How do I debug a failing cloudera-scm-server process?

时间:2015-06-15 14:17:32

标签: cloudera-manager

I am trying to install Cloudera Manager 5 on centOS6, but the cloudera-scm-server process keeps failing without a clear error in the logs.

service --status-all

cloudera-scm-agent (pid  7058) is running...
cloudera-scm-server dead but pid file exists
pg_ctl: server is running (PID: 13650)
/usr/bin/postgres "-D" "/var/lib/cloudera-scm-server-db/data"
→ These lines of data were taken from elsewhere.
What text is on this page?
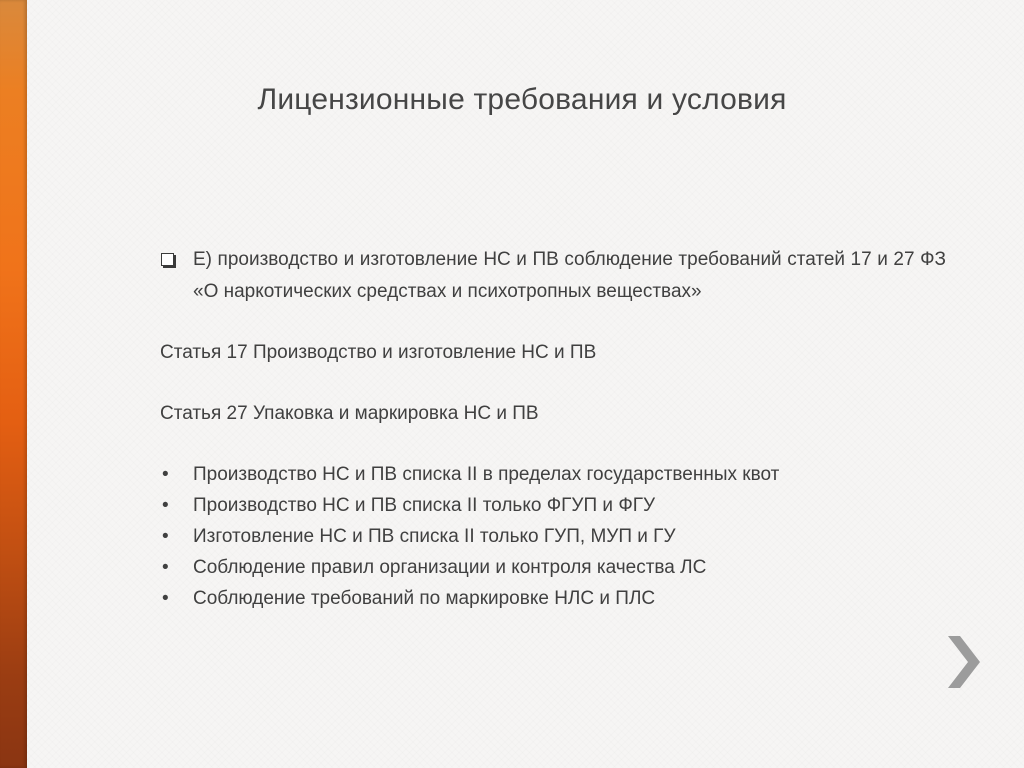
Лицензионные требования и условия
Е) производство и изготовление НС и ПВ соблюдение требований статей 17 и 27 ФЗ «О наркотических средствах и психотропных веществах»

Статья 17 Производство и изготовление НС и ПВ

Статья 27 Упаковка и маркировка НС и ПВ

• Производство НС и ПВ списка II в пределах государственных квот
• Производство НС и ПВ списка II только ФГУП и ФГУ
• Изготовление НС и ПВ списка II только ГУП, МУП и ГУ
• Соблюдение правил организации и контроля качества ЛС
• Соблюдение требований по маркировке НЛС и ПЛС
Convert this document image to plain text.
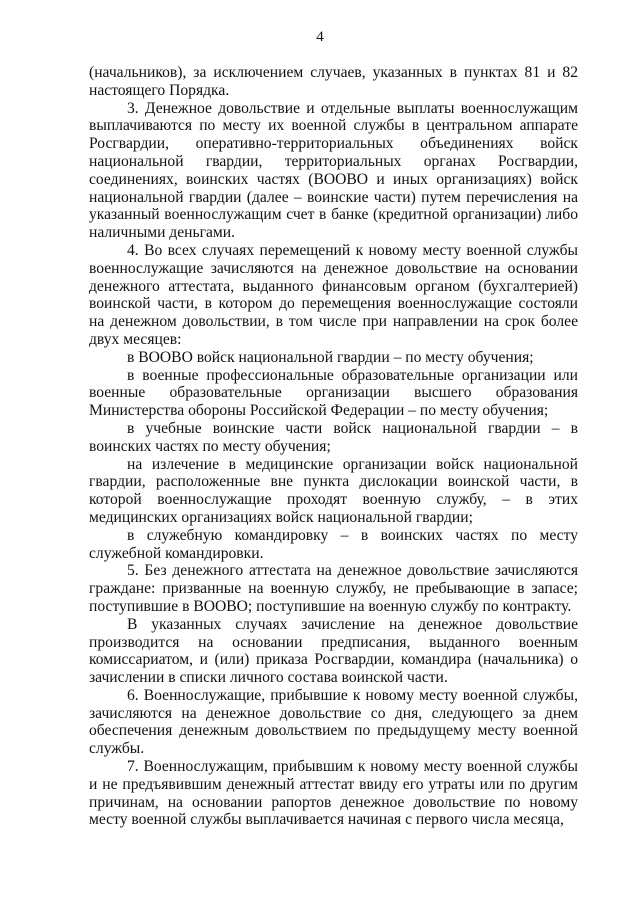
4

(начальников), за исключением случаев, указанных в пунктах 81 и 82 настоящего Порядка.

3. Денежное довольствие и отдельные выплаты военнослужащим выплачиваются по месту их военной службы в центральном аппарате Росгвардии, оперативно-территориальных объединениях войск национальной гвардии, территориальных органах Росгвардии, соединениях, воинских частях (ВООВО и иных организациях) войск национальной гвардии (далее – воинские части) путем перечисления на указанный военнослужащим счет в банке (кредитной организации) либо наличными деньгами.

4. Во всех случаях перемещений к новому месту военной службы военнослужащие зачисляются на денежное довольствие на основании денежного аттестата, выданного финансовым органом (бухгалтерией) воинской части, в котором до перемещения военнослужащие состояли на денежном довольствии, в том числе при направлении на срок более двух месяцев:

в ВООВО войск национальной гвардии – по месту обучения;

в военные профессиональные образовательные организации или военные образовательные организации высшего образования Министерства обороны Российской Федерации – по месту обучения;

в учебные воинские части войск национальной гвардии – в воинских частях по месту обучения;

на излечение в медицинские организации войск национальной гвардии, расположенные вне пункта дислокации воинской части, в которой военнослужащие проходят военную службу, – в этих медицинских организациях войск национальной гвардии;

в служебную командировку – в воинских частях по месту служебной командировки.

5. Без денежного аттестата на денежное довольствие зачисляются граждане: призванные на военную службу, не пребывающие в запасе; поступившие в ВООВО; поступившие на военную службу по контракту.

В указанных случаях зачисление на денежное довольствие производится на основании предписания, выданного военным комиссариатом, и (или) приказа Росгвардии, командира (начальника) о зачислении в списки личного состава воинской части.

6. Военнослужащие, прибывшие к новому месту военной службы, зачисляются на денежное довольствие со дня, следующего за днем обеспечения денежным довольствием по предыдущему месту военной службы.

7. Военнослужащим, прибывшим к новому месту военной службы и не предъявившим денежный аттестат ввиду его утраты или по другим причинам, на основании рапортов денежное довольствие по новому месту военной службы выплачивается начиная с первого числа месяца,
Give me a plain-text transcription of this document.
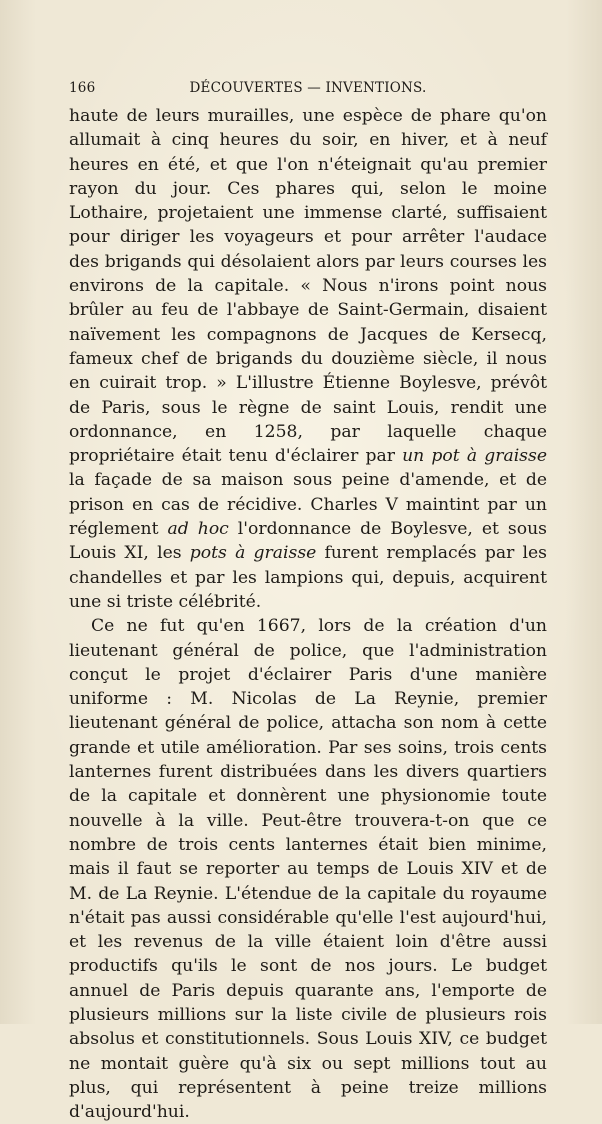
166	DÉCOUVERTES — INVENTIONS.

haute de leurs murailles, une espèce de phare qu'on allumait à cinq heures du soir, en hiver, et à neuf heures en été, et que l'on n'éteignait qu'au premier rayon du jour. Ces phares qui, selon le moine Lothaire, projetaient une immense clarté, suffisaient pour diriger les voyageurs et pour arrêter l'audace des brigands qui désolaient alors par leurs courses les environs de la capitale. « Nous n'irons point nous brûler au feu de l'abbaye de Saint-Germain, disaient naïvement les compagnons de Jacques de Kersecq, fameux chef de brigands du douzième siècle, il nous en cuirait trop. » L'illustre Étienne Boylesve, prévôt de Paris, sous le règne de saint Louis, rendit une ordonnance, en 1258, par laquelle chaque propriétaire était tenu d'éclairer par un pot à graisse la façade de sa maison sous peine d'amende, et de prison en cas de récidive. Charles V maintint par un réglement ad hoc l'ordonnance de Boylesve, et sous Louis XI, les pots à graisse furent remplacés par les chandelles et par les lampions qui, depuis, acquirent une si triste célébrité.

Ce ne fut qu'en 1667, lors de la création d'un lieutenant général de police, que l'administration conçut le projet d'éclairer Paris d'une manière uniforme : M. Nicolas de La Reynie, premier lieutenant général de police, attacha son nom à cette grande et utile amélioration. Par ses soins, trois cents lanternes furent distribuées dans les divers quartiers de la capitale et donnèrent une physionomie toute nouvelle à la ville. Peut-être trouvera-t-on que ce nombre de trois cents lanternes était bien minime, mais il faut se reporter au temps de Louis XIV et de M. de La Reynie. L'étendue de la capitale du royaume n'était pas aussi considérable qu'elle l'est aujourd'hui, et les revenus de la ville étaient loin d'être aussi productifs qu'ils le sont de nos jours. Le budget annuel de Paris depuis quarante ans, l'emporte de plusieurs millions sur la liste civile de plusieurs rois absolus et constitutionnels. Sous Louis XIV, ce budget ne montait guère qu'à six ou sept millions tout au plus, qui représentent à peine treize millions d'aujourd'hui.
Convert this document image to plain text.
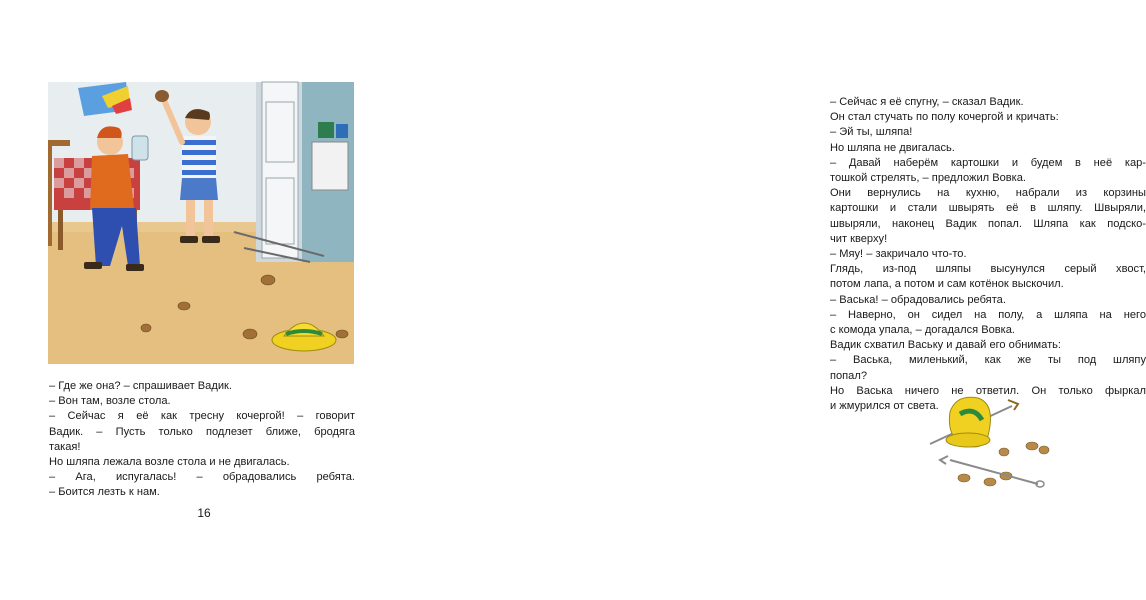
– Где же она? – спрашивает Вадик.
– Вон там, возле стола.
– Сейчас я её как тресну кочергой! – говорит
Вадик. – Пусть только подлезет ближе, бродяга
такая!
Но шляпа лежала возле стола и не двигалась.
– Ага, испугалась! – обрадовались ребята.
– Боится лезть к нам.
16
– Сейчас я её спугну, – сказал Вадик.
Он стал стучать по полу кочергой и кричать:
– Эй ты, шляпа!
Но шляпа не двигалась.
– Давай наберём картошки и будем в неё кар-
тошкой стрелять, – предложил Вовка.
Они вернулись на кухню, набрали из корзины
картошки и стали швырять её в шляпу. Швыряли,
швыряли, наконец Вадик попал. Шляпа как подско-
чит кверху!
– Мяу! – закричало что-то.
Глядь, из-под шляпы высунулся серый хвост,
потом лапа, а потом и сам котёнок выскочил.
– Васька! – обрадовались ребята.
– Наверно, он сидел на полу, а шляпа на него
с комода упала, – догадался Вовка.
Вадик схватил Ваську и давай его обнимать:
– Васька, миленький, как же ты под шляпу
попал?
Но Васька ничего не ответил. Он только фыркал
и жмурился от света.
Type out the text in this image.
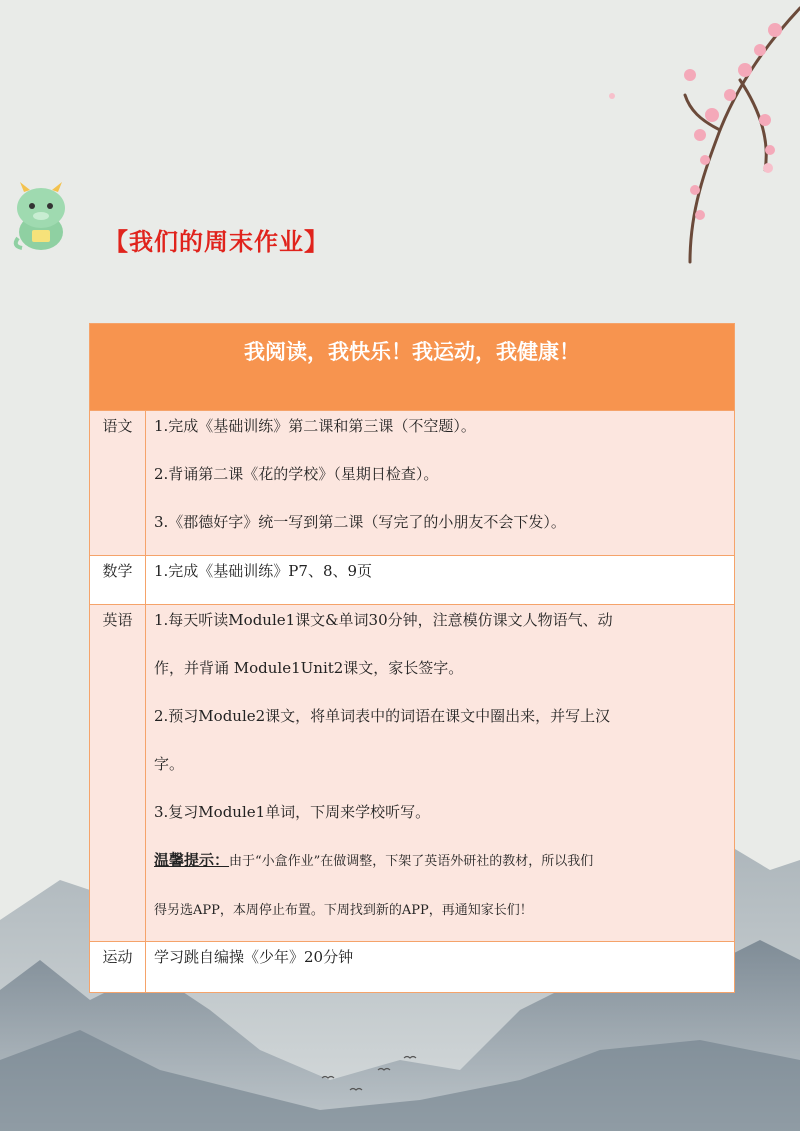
【我们的周末作业】
我阅读，我快乐！我运动，我健康！
语文	1.完成《基础训练》第二课和第三课（不空题）。
2.背诵第二课《花的学校》（星期日检查）。
3.《郡德好字》统一写到第二课（写完了的小朋友不会下发）。
数学	1.完成《基础训练》P7、8、9页
英语	1.每天听读Module1课文&单词30分钟，注意模仿课文人物语气、动
作，并背诵 Module1Unit2课文，家长签字。
2.预习Module2课文，将单词表中的词语在课文中圈出来，并写上汉
字。
3.复习Module1单词，下周来学校听写。
温馨提示：由于“小盒作业”在做调整，下架了英语外研社的教材，所以我们
得另选APP，本周停止布置。下周找到新的APP，再通知家长们！
运动	学习跳自编操《少年》20分钟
cat /var/log/cloudera-scm-server/cloudera-scm-server.out

JAVA_HOME=/usr/java/jdk1.7.0_67-cloudera
Killed (core dumped)

`cat /var/log/cloudera-scm-server/cloudera-scm-server.log

...
2015-06-15 13:54:23,642 INFO main:org.springframework.context.annotation.AnnotationConfigApplicationContext: Refreshing org.springframework.context.annotation.AnnotationConfigApplicationContext@6424e9d8: startup date [Mon Jun 15 13:54:23 UTC 2015]; root of context hierarchy
2015-06-15 13:54:23,682 INFO main:org.springframework.beans.factory.support.DefaultListableBeanFactory: Pre-instantiating singletons in org.springframework.beans.factory.support.DefaultListableBeanFactory@3738baec: defining beans [org.springframework.context.annotation.internalConfigurationAnnotationProcessor,org.springframework.context.annotation.internalAutowiredAnnotationProcessor,org.springframework.context.annotation.internalRequiredAnnotationProcessor,org.springframework.context.annotation.internalCommonAnnotationProcessor,defaultValidatorConfiguration,messageInterpolator,validServiceDependencyValidator,uniqueServiceTypeValidator,uniqueRoleTypeValidator,existingServiceTypeValidator,existingRoleTypeValidator,expressionValidator,autoConfigSharesValidValidator,sdlParser,mdlParser,parcelParser,alternativesParser,permissionsParser,manifestParser,stringInterpolator,serviceDescriptorValidatorWithoutDependencyCheck,serviceDescriptorValidatorWithDependencyCheck,referenceValidator,serviceMonitoringDefinitionsDescriptorValidator,descriptorVisitor,parcelDescriptorValidator,alternativesDescriptorValidator,permissionsDescriptorValidator,manifestDescriptorValidator,springConstraintValidatorFactory,validatorFactoryBean,metricNameFormatValidator,nameForCrossEntityAggregateFormatValidator,builtInServiceTypes,builtInRoleTypes,builtInNamesForCrossEntityAggregateMetrics,uniqueFieldValidator]; root of factory hierarchy
2015-06-15 13:54:48,589 INFO main:com.cloudera.csd.components.MdlRegistry: Loaded /mdls/cdh5/oozie.mdl
2015-06-15 13:54:48,627 INFO main:com.cloudera.cmf.rules.RulesEngine: Loading rules knowledge base

The end of the log is not 100% consistent, but in general I would say this is the spot after which it regularly fails. On an OutOfMemoryError the application would get killed like it does, but I would expect in that case to find an indication of the error in the logs. Also the heap ought to get dumped, but I fail to find the heap dump, there is no *.hprof file anywhere on the machine. Since the cloudera-scm-server.out log say something about a core-dump, but I don't find that either, where would I look for that?

The server DB is the embedded one, and is running properly. The only error message that looks suspicious to me in the logs is that the relation 'cm_version' does not exist.

1 个答案:

答案 0 :(得分:0)

问题与内存有关:不是堆空间耗尽,而是实际的物理内存。我的VM默认为512 MB内存,并且JVM配置为具有2 GB的堆空间 - 填满物理内存导致操作系统以静默方式终止进程,因此没有有用的日志条目。解决方案是增加VM的内存。